The evolution of IoT into AIoT progressed in three distinct stages:
- Enabling core capabilities on the edge – these included basic sensor development, integration with available devices, etc.
- Collecting the data generated from these sensors and storing them in a structured form on a central data store – typically on the cloud
- Realizing the synergy between AI/ML and IoT and combining them into AIoT
Focus in this area has also been evolving along with the core technology itself – shifting towards applications of AIoT and away from initial device capabilities and integrations. In other words while IoT provided access to a large base of information (“here’s the data”), AI/ML has brought in the intelligence and decision making (“here’s what you can do with it,” and “here’s where you are inefficient”).
It’s expected that this year will see continued focus on AIoT adoption, combined with the ability to move decision making to the edge, to drive a responsible, sustainable and greener approach to energy consumption.
From “Narrow” to Multi-modal Intelligence
2019 saw an increase in adoption of AI/ML solutions in newer and previously unexplored areas. This will continue into 2020 as algorithms become more intelligent. However, the scope of existing machine “intelligence” is still too narrowly focused on single objectives. To put it simply, the engine classifying a picture of a “cat” does not really understand what a cat is. This is semantic information that is understood by a different “narrow” engine that only understands the semantic concept of a cat.
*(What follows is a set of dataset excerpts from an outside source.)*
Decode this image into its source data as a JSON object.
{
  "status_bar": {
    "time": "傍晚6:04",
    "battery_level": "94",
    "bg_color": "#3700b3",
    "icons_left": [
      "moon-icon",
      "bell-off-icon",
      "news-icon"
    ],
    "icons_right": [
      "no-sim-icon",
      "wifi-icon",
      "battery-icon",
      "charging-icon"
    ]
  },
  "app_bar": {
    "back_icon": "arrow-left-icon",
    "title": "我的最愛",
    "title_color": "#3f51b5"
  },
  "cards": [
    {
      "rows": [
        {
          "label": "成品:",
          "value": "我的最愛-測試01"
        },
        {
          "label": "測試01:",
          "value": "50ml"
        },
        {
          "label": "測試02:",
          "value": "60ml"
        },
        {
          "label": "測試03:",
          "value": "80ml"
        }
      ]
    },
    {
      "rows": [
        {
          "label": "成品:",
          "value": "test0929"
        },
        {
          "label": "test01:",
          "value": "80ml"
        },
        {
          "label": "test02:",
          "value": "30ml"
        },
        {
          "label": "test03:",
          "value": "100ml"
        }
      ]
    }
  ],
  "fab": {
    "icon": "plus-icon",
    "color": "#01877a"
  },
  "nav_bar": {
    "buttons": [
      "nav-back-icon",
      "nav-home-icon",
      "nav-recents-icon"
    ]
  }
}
There are already efforts underway to create multi-modal intelligence, exploring combinations of natural language with visual cognition. The goal is to expand narrow-ness of an AI solution, and to enable transferability so that we can prove understanding – in the example above, that would mean that the same algorithm will eventually be able to recognize a picture of a cat and understand the semantic details of the feline – much like how humans think.
We believe that in 2020, AI will shift towards multi-modal intelligence – such an achievement would open the doors to many more uses for AI/ML in future.
While 2019 has seen an increased adoption of AI/ML, there have also been unintended consequences – incidents leading to a “trust crisis” regarding decisions put forward by algorithms. Algorithms trained on data captured over the past few years naturally reflect biases inherent in the data – when we evaluate the predictions generated by these algorithms through an evolved values set, we suddenly end up discovering the inherent data biases – but somehow we blame the algorithm as biased! As a result, making AI/ML solutions interpretable has been an area of intense interest. If we can understand or interpret the steps an algorithm took to arrive at a decision, we can decide the limitations of the algorithm itself, or the missing gaps in the data that the algorithm was trained on.
In 2020, we will see two things help to address these limitations. First, we will see increased regulatory support to ensure AI/ML follow certain anti-bias principles. Second, solutions will be built to give an outside-in view of black box algorithms, helping humans better understand algorithms and the decisions they recommend.
Rajamani Saravanan is the chief architect at Mindtree.